Den steten Austausch der Wissenschaftlerinnen und Wissenschaftler verschiedener Disziplinen und die neuen Ideen, die daraus entstehen, hält Pischinger für ein großes Plus der Arbeit in Aachen. Der Exzellenzcluster führt dabei die Expertise der RWTH mit der der beteiligten außeruniversitären Einrichtungen wie dem Max-Planck-Institut für Kohlenforschung in Mülheim an der Ruhr oder dem Fraunhofer Institut für Molekularbiologie und angewandte Ökologie zusammen. Das befördert nicht nur den fruchtbaren Diskurs unter den Professoren, sondern auch die Ausbildung des wissenschaftlichen Nachwuchses.
„Gut und interdisziplinär ausgebildete Kräfte sind extrem wichtig – für Aachen, aber auch für den Standort Deutschland“, sagt Pischinger. In diesem Sinne wird auch das im Herbst 2012 bewilligte Graduiertenkolleg zu „Integrierten Energieversorgungsmodulen für straßengebundene Elektromobilität“ arbeiten, dessen Sprecher Pischinger ist. In diesem Projekt geht es um Batterien, Elektromotoren und damit im Besonderen um Elektrotechnik und -chemie. Dabei sieht er Elektromobilität und Verbrennungsmotoren mit regenerativen Kraftstoffen nicht in Konkurrenz, sondern hält eine Kombination der verfügbaren Technologien für sinnvoll: „Für kurze Strecken ist ein Elektroantrieb durchaus attraktiv.“ In der Praxis zeige das beispielsweise die Campus- Flotte der RWTH mit elf selbst umgebauten Elektro-Kleinwagen.

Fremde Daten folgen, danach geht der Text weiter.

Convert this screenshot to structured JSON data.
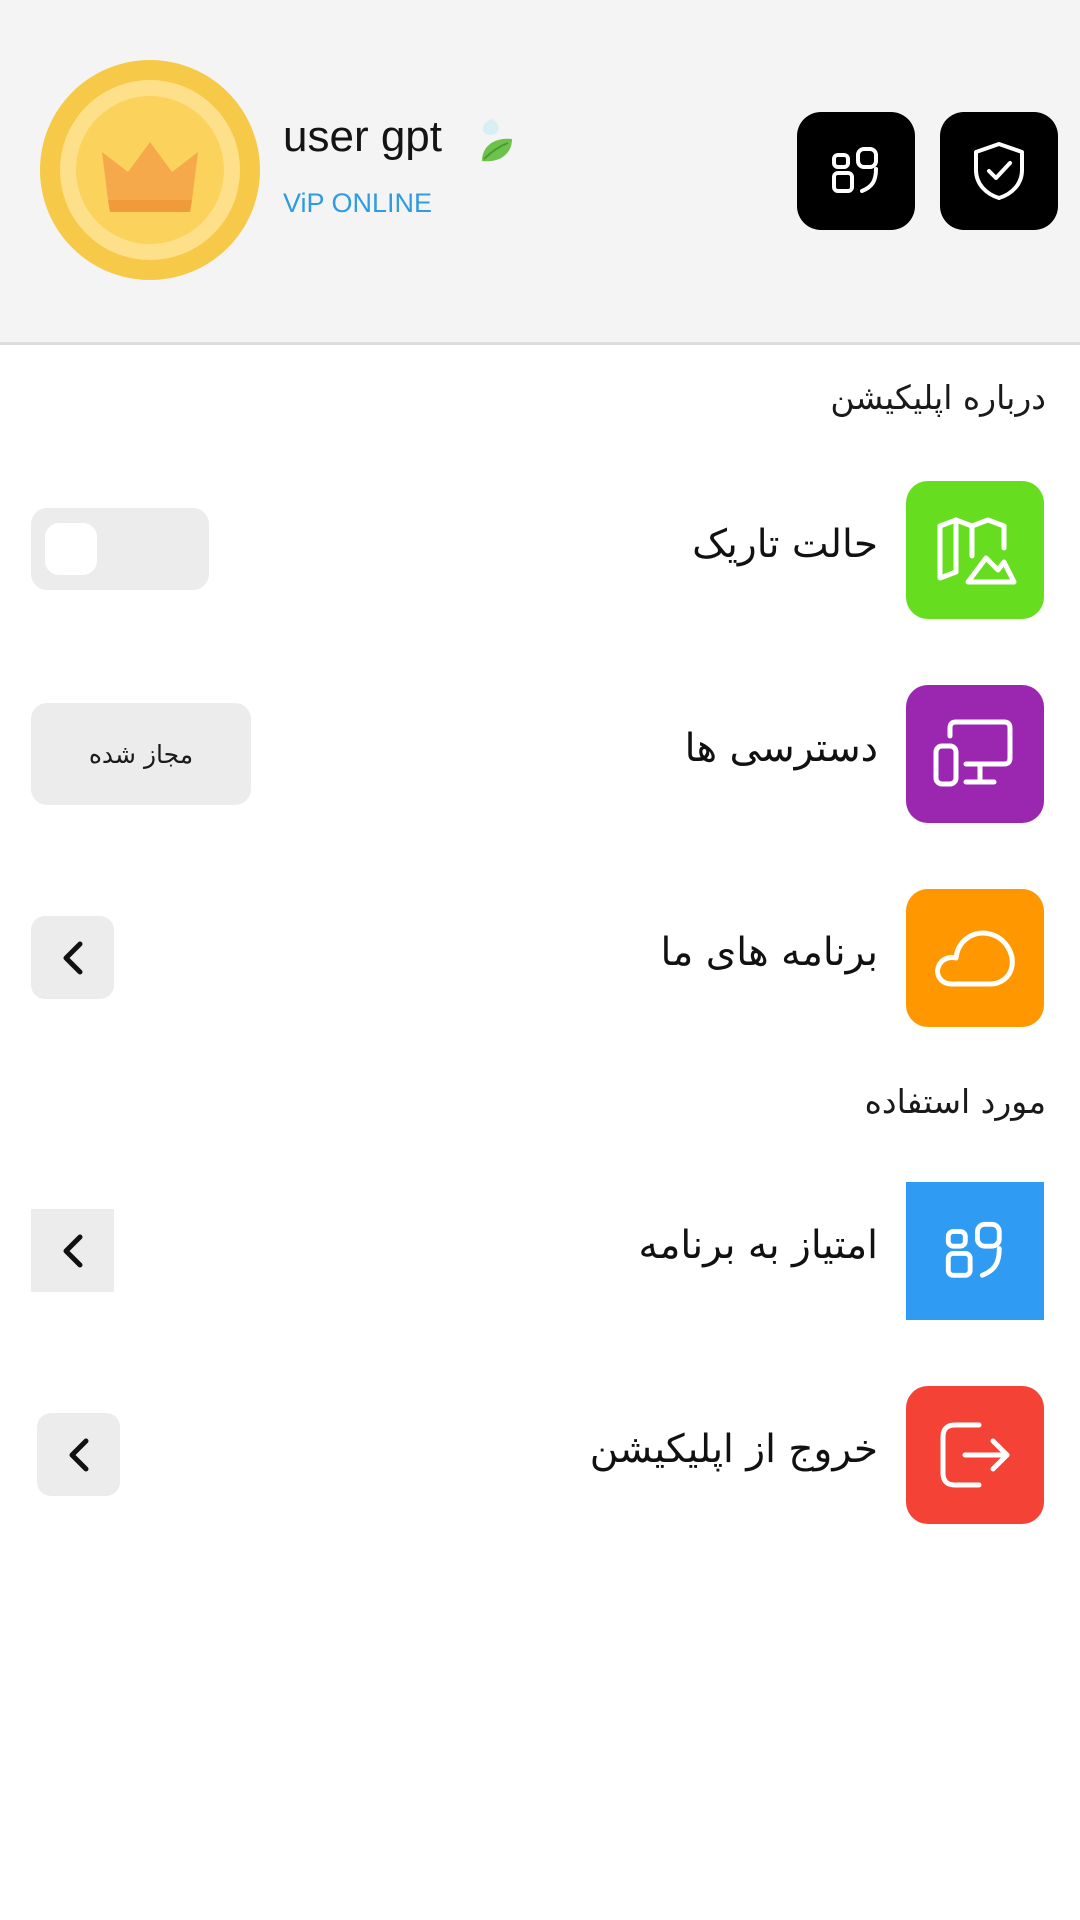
{
  "header": {
    "username": "user gpt",
    "status": "ViP ONLINE",
    "icons": {
      "avatar": "crown-coin-icon",
      "leaf": "leaf-icon",
      "apps_button": "apps-icon",
      "shield_button": "shield-check-icon"
    }
  },
  "sections": {
    "about_title": "درباره اپلیکیشن",
    "usage_title": "مورد استفاده"
  },
  "rows": {
    "dark_mode": {
      "label": "حالت تاریک",
      "icon": "map-icon",
      "color": "#66dd1f",
      "toggle_on": false
    },
    "permissions": {
      "label": "دسترسی ها",
      "icon": "devices-icon",
      "color": "#9b27b0",
      "button_label": "مجاز شده"
    },
    "our_apps": {
      "label": "برنامه های ما",
      "icon": "cloud-icon",
      "color": "#ff9800"
    },
    "rate_app": {
      "label": "امتیاز به برنامه",
      "icon": "apps-icon",
      "color": "#2f9bf3"
    },
    "exit_app": {
      "label": "خروج از اپلیکیشن",
      "icon": "logout-icon",
      "color": "#f44336"
    }
  },
  "colors": {
    "header_bg": "#f4f4f4",
    "status_accent": "#2f9be0"
  }
}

Über Mangel an qualifiziertem Nachwuchs kann die RWTH laut Pischinger nicht klagen: „Gerade die Bereiche Energietechnik, Kraftstoffe und Elektromobilität werden als Zukunftsthemen an der Schnittstelle von Natur- und Ingenieurwissenschaften wahrgenommen und sind bei den Studierenden beliebt.“ Dazu trage sicher auch das große Interesse der Industrie an den Absolventen bei. Eine Herausforderung für die Forschung: „Wir müssen uns richtig Mühe geben, damit einige unserer Studierenden dann auch in der Wissenschaft bleiben.“ Pischinger sieht den Cluster, unter anderem dank englischsprachiger Vorlesungen, jedoch gut aufgestellt, um auch ausländische Kräfte für die Forschung zu rekrutieren.

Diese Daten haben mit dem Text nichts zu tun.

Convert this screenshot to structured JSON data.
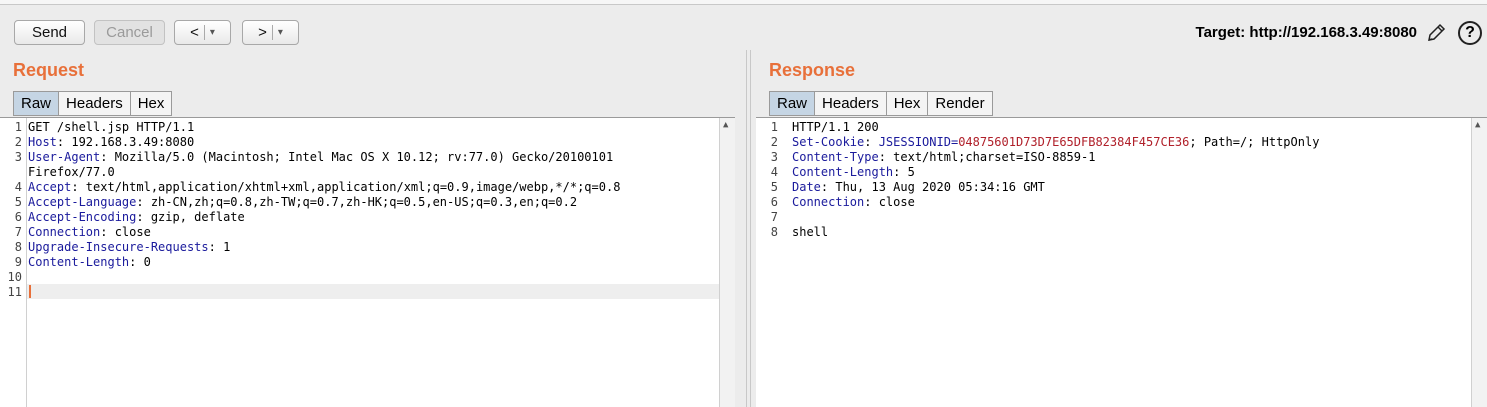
{
  "toolbar": {
    "send_label": "Send",
    "cancel_label": "Cancel",
    "back_label": "<",
    "forward_label": ">",
    "dropdown_glyph": "▾",
    "target_text": "Target: http://192.168.3.49:8080",
    "help_glyph": "?"
  },
  "request": {
    "title": "Request",
    "tabs": [
      "Raw",
      "Headers",
      "Hex"
    ],
    "active_tab": "Raw",
    "lines": [
      {
        "n": "1",
        "key": "",
        "val": "GET /shell.jsp HTTP/1.1"
      },
      {
        "n": "2",
        "key": "Host",
        "val": ": 192.168.3.49:8080"
      },
      {
        "n": "3",
        "key": "User-Agent",
        "val": ": Mozilla/5.0 (Macintosh; Intel Mac OS X 10.12; rv:77.0) Gecko/20100101"
      },
      {
        "n": "",
        "key": "",
        "val": "Firefox/77.0"
      },
      {
        "n": "4",
        "key": "Accept",
        "val": ": text/html,application/xhtml+xml,application/xml;q=0.9,image/webp,*/*;q=0.8"
      },
      {
        "n": "5",
        "key": "Accept-Language",
        "val": ": zh-CN,zh;q=0.8,zh-TW;q=0.7,zh-HK;q=0.5,en-US;q=0.3,en;q=0.2"
      },
      {
        "n": "6",
        "key": "Accept-Encoding",
        "val": ": gzip, deflate"
      },
      {
        "n": "7",
        "key": "Connection",
        "val": ": close"
      },
      {
        "n": "8",
        "key": "Upgrade-Insecure-Requests",
        "val": ": 1"
      },
      {
        "n": "9",
        "key": "Content-Length",
        "val": ": 0"
      },
      {
        "n": "10",
        "key": "",
        "val": ""
      },
      {
        "n": "11",
        "key": "",
        "val": ""
      }
    ]
  },
  "response": {
    "title": "Response",
    "tabs": [
      "Raw",
      "Headers",
      "Hex",
      "Render"
    ],
    "active_tab": "Raw",
    "lines": [
      {
        "n": "1",
        "key": "",
        "val": "HTTP/1.1 200"
      },
      {
        "n": "2",
        "key": "Set-Cookie",
        "val": ": ",
        "cookie_name": "JSESSIONID=",
        "cookie_val": "04875601D73D7E65DFB82384F457CE36",
        "rest": "; Path=/; HttpOnly"
      },
      {
        "n": "3",
        "key": "Content-Type",
        "val": ": text/html;charset=ISO-8859-1"
      },
      {
        "n": "4",
        "key": "Content-Length",
        "val": ": 5"
      },
      {
        "n": "5",
        "key": "Date",
        "val": ": Thu, 13 Aug 2020 05:34:16 GMT"
      },
      {
        "n": "6",
        "key": "Connection",
        "val": ": close"
      },
      {
        "n": "7",
        "key": "",
        "val": ""
      },
      {
        "n": "8",
        "key": "",
        "val": "shell"
      }
    ]
  },
  "colors": {
    "accent": "#e8703a",
    "header_key": "#1a1a9c",
    "cookie_value": "#b0202a",
    "active_tab": "#c5d5e4"
  }
}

Ein weiterer Baustein ist eine proaktive Öffentlichkeitsarbeit: Bei Messeauftritten, der RWTH-Wissenschaftsnacht und auch lokal präsentiert sich der Cluster. In der Diskussion um „Tank statt Teller“ leisten Pischinger und seine Kolleginnen und Kollegen Aufklärungsarbeit, betonen aber eine wichtige Voraussetzung für die Arbeit des Exzellenzclusters: Von Beginn an stand fest, dass die maßgeschneiderten Kraftstoffe aus Biomasse entstehen müssen, die nicht für Nahrungsmittel nutzbar ist. Hinzu kommt laut Pischinger die gesteigerte Effizienz: „Wenn bei der Herstellung dank neuer Technologien doppelt so viel Kraftstoff produziert wird und sich zusätzlich der Wirkungsgrad in den neuartigen Motoren verdoppelt, kann der Beitrag der Biomasse zur Mobilität vervierfacht werden.“ Die Wissenschaftlerinnen und Wissenschaftler des Clusters arbeiten jedoch daran, zukünftig noch bessere Ergebnisse zu erzielen und so nachhaltige Mobilität zu ermöglichen.